As a solicitor who acts on behalf of ‘accident’ victims, I think it’s easy to be cynical about the world. I find it difficult to list things that make me ‘happy’ at work. It’s easy to say what makes me sad, angry and frustrated. Once I get started and ranting about those I’ll not be able to stop!
Please bear in mind I spend quite a bit of my day at work either reading about or hearing about ‘accidents’. The term accident I find always conceals the truth that most injuries which occur at work or on the road could and should have been avoided. Usually, in an employment context by the employer quite simply following health and safety procedures they are required to do by law. In Road Traffic collisions the majority of injuries occur due to bad driving practices. Speeding, not paying attention to the road, driving under the influence of drink or drugs, the list goes on.
So I often feel sad at work as I hear from people about their life after those events. Victims of serious injury or family members dealing with the aftermath of fatality often talk about their life in chapters, pre and post-accident. ‘Life is not the same now’, ‘I miss not being able to lift my grandchildren’, ‘People look at me funny because of my injuries’, ‘I don’t go out’ ‘I loved my job, I don’t know what to do now as I’m not physically able to do what I did before’. Sad, isn’t it?
So, I feel angry for them when an employer or an insurer say they’re not going to deal with the person’s claim. Even when evidence of serious health and safety failings are clear, the reality is that victims of injury to an employer or insurer are simply a statistic. The concern for most employers or insurers is the profit at year end and this is why they feel the need to either try to pay off a claim for less than it is worth based on the extent of injury and losses. Those who have suffered injury often face financial hardship. Insurers, in particular, are live to this and will make offers based on what they think it will take to buy a vulnerable person in that position off, rather than what the true loss is likely to be.
Fortunately, client’s at this firm, sometimes through a union legal service scheme are able to access expert advice so most, in spite of the further hardship it will bring in the short term, will hold off and let us help to recover the true value/damages they are entitled to. This is frustrating as it often means we are forced to raise an action in court and then it usually another 6 – 9 months before insurers will realistically look at paying the true value of a claim.
I can’t say I’m happy when this settlement takes place. There isn’t really much joy in receiving a sum of money for suffering. The idea is that compensation places you back in the position you would have been but for the accident. Whilst this may be possible in financial loss terms, for those who suffer serious injury and whose lives have changed because of it and those who have lost family members money might assist in taking some of their other worries away, debts etc that have accumulated away but it doesn’t take back the wrong. When I ask of injury victims what they’d like achieved in their case, without exception, their response is ‘I wish the accident had never happened’ and most then go on to say ‘I don’t want anyone else to suffer as I have so I’d like this to effect a change’.

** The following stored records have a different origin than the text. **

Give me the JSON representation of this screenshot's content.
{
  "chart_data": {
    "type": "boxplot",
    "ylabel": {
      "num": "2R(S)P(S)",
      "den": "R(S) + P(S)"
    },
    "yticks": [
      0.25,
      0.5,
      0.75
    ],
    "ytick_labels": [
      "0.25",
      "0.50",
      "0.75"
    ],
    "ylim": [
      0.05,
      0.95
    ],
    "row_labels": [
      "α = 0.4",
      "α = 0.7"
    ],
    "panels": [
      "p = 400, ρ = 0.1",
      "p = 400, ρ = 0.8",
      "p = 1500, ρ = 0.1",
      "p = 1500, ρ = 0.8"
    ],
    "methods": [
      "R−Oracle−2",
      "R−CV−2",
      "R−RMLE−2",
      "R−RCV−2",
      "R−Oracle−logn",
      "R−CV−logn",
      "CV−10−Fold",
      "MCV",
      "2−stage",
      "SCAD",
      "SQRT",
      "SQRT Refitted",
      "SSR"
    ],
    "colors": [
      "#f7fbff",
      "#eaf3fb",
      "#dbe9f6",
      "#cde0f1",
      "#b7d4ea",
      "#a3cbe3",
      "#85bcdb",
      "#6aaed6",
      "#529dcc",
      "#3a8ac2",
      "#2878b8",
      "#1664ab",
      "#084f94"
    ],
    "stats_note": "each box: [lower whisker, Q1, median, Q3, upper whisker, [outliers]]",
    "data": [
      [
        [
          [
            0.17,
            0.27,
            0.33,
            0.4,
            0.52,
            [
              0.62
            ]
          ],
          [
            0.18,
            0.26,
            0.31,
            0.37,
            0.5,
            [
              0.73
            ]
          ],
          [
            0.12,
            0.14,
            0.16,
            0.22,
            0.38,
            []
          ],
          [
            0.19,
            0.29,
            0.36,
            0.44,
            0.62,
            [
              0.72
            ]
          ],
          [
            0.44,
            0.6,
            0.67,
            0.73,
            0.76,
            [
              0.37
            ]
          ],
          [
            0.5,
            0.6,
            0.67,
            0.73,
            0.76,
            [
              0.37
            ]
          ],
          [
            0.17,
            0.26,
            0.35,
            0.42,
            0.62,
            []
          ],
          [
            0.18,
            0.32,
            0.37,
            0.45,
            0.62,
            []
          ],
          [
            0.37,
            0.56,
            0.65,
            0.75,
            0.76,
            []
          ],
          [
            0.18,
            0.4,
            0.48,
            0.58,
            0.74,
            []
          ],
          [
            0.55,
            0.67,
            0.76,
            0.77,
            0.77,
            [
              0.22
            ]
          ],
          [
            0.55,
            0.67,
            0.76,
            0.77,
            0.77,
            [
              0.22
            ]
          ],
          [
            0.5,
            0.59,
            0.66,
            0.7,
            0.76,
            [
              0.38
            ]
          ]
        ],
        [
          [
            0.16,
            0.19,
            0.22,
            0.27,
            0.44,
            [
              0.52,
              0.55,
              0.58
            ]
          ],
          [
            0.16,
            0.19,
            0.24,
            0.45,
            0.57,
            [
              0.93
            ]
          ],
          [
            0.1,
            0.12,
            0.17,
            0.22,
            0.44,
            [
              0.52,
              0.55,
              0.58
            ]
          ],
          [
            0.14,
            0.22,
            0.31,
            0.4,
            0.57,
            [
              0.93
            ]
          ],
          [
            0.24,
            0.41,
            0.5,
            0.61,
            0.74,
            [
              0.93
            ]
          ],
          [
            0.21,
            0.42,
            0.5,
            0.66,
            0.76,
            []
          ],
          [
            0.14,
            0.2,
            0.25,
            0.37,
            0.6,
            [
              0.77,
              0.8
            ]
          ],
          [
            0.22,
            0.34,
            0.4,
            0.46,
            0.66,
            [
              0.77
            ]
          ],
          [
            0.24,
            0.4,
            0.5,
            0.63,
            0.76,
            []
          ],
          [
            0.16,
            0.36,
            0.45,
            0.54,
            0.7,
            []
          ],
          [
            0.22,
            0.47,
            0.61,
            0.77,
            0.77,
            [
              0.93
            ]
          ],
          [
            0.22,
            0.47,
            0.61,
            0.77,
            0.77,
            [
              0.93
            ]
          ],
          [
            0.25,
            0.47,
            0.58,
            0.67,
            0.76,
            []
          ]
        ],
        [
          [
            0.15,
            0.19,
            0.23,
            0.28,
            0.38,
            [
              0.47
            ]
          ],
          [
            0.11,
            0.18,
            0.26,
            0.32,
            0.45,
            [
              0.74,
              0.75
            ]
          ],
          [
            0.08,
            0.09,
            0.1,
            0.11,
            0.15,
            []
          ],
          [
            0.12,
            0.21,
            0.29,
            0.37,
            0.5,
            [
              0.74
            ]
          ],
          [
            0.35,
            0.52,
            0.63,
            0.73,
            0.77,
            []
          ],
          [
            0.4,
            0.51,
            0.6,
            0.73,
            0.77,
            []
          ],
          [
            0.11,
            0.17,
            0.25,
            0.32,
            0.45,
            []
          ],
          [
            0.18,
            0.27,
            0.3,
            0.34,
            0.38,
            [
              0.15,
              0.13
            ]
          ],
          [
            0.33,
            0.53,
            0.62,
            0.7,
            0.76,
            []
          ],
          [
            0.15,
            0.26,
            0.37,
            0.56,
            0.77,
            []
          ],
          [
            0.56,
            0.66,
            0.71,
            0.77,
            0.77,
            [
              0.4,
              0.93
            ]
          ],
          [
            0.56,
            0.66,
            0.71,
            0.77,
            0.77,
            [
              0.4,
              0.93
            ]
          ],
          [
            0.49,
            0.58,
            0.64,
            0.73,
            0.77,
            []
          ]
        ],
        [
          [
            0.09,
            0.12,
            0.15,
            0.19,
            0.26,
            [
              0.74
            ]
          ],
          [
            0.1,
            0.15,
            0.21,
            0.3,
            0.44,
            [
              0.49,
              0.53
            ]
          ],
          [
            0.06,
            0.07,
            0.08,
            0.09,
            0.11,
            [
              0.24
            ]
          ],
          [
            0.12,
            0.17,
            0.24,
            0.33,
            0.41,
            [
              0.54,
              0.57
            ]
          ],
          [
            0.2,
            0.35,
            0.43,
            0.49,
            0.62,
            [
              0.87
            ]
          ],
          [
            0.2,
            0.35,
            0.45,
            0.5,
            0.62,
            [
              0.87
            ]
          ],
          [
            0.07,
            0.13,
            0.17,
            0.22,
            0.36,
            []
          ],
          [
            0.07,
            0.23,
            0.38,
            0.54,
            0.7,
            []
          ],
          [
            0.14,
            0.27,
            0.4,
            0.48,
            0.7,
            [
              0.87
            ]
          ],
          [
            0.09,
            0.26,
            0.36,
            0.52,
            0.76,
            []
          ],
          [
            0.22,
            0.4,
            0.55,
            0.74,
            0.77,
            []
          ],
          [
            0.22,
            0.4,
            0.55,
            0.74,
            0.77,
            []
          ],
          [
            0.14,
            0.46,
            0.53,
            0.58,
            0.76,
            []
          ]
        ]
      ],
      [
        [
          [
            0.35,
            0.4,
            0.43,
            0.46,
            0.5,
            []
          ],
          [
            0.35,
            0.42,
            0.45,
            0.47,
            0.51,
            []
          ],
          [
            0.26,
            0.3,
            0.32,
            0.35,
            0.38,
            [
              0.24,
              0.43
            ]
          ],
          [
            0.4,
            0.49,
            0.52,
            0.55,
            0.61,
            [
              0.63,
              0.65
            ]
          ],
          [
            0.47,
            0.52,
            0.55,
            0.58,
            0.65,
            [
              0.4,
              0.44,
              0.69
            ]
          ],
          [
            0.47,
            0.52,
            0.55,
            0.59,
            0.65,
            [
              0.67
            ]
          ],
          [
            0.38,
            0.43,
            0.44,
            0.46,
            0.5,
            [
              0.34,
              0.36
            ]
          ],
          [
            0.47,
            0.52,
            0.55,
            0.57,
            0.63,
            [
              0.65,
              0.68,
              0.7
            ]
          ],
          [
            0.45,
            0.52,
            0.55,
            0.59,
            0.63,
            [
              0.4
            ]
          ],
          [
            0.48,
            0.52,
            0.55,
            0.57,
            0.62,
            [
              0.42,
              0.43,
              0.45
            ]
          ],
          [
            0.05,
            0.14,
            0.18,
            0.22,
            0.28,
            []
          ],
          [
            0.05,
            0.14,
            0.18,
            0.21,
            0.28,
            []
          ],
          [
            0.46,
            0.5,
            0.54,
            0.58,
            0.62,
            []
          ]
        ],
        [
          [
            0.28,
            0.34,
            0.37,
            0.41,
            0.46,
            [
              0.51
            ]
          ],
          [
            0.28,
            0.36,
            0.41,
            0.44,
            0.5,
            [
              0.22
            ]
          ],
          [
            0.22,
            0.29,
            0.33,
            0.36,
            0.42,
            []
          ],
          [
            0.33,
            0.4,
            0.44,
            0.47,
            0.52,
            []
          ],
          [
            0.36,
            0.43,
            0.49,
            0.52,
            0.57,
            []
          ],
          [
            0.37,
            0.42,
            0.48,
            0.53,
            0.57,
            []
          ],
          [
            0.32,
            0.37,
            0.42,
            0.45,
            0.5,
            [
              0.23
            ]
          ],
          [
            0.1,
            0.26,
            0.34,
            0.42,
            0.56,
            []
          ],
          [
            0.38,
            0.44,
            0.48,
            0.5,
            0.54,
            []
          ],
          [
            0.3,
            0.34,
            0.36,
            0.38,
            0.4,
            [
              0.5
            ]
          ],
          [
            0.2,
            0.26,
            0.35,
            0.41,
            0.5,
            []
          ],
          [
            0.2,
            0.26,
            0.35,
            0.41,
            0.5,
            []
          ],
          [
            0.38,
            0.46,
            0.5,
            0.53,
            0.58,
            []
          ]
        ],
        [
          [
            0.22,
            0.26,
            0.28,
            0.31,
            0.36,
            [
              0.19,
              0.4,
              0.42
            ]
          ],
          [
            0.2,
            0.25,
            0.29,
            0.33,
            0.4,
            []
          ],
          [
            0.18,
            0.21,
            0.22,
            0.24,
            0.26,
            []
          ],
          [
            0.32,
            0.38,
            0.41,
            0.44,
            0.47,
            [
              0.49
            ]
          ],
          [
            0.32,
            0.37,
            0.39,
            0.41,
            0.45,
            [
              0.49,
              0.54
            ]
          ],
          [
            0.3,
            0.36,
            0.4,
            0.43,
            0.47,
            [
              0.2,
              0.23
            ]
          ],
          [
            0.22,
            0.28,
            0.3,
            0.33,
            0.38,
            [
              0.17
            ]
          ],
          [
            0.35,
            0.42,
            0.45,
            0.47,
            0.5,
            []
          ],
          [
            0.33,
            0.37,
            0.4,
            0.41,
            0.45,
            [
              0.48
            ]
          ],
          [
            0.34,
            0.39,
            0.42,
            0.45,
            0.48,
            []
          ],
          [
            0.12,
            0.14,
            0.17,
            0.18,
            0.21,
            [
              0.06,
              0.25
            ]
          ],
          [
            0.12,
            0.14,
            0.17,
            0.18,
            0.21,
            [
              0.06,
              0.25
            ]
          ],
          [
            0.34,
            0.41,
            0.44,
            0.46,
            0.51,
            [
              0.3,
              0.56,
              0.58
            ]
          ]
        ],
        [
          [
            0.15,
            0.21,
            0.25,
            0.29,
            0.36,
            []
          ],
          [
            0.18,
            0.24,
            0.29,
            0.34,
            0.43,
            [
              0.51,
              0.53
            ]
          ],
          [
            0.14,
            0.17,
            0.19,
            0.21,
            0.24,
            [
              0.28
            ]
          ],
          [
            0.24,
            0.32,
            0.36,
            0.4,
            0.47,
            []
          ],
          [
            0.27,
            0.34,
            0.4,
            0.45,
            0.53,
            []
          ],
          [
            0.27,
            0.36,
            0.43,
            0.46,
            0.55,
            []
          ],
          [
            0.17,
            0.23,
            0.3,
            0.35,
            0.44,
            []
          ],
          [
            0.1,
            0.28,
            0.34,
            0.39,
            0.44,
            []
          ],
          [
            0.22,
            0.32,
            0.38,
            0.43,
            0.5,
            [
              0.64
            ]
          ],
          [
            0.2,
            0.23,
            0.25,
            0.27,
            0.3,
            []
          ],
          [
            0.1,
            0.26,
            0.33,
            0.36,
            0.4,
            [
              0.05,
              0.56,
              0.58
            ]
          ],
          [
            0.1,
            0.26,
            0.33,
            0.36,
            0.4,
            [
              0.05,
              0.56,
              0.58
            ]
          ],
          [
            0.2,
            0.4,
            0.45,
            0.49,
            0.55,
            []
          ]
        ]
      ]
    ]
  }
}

The horrible reality is that prosecuting civil claims is sometimes the only way of making an employer or insurer, take note of the safety failings in their practice. The Health and Safety Executive do not have the resources to investigate all safety failings that could or do lead to accidents so without the civil claims procedure, hitting where it hurts the most, in the profit box problems would be ignored.
Why does all of this relate to happiness? Today is the United Nation’s International Day of Happiness. International Day of Happiness is effectively a call for solidarity in helping to make happiness this ‘fundamental human goal’ a greater priority.
What would make me happy is what would make my client’s happy also. Failings in an individual may be a human condition, but acting swiftly to take responsibility and insures acting responsibly in settling claims swiftly would allow client’s to move on and have a greater chance of happiness. Of course what would make us all really happy is if employers and drivers just acted more responsibly. If there is a risk you could injure, maim or kill through your actions generally speaking society doesn’t think it’s a risk worth taking. So why do employers think it is any different for them when they decide to flout regulations in favour of profit. Why does being in a car, make people bolder and make them take risks?
I call on employers and motorists alike to support the UN’s call. Do the decent thing and stop flouting health and safety laws or driving irresponsibly. The UN says unhappiness relates to feeling bad and being unhealthy so it’s really an easy way to spread goodwill and make people happy, it’s what you’re supposed to do anyway!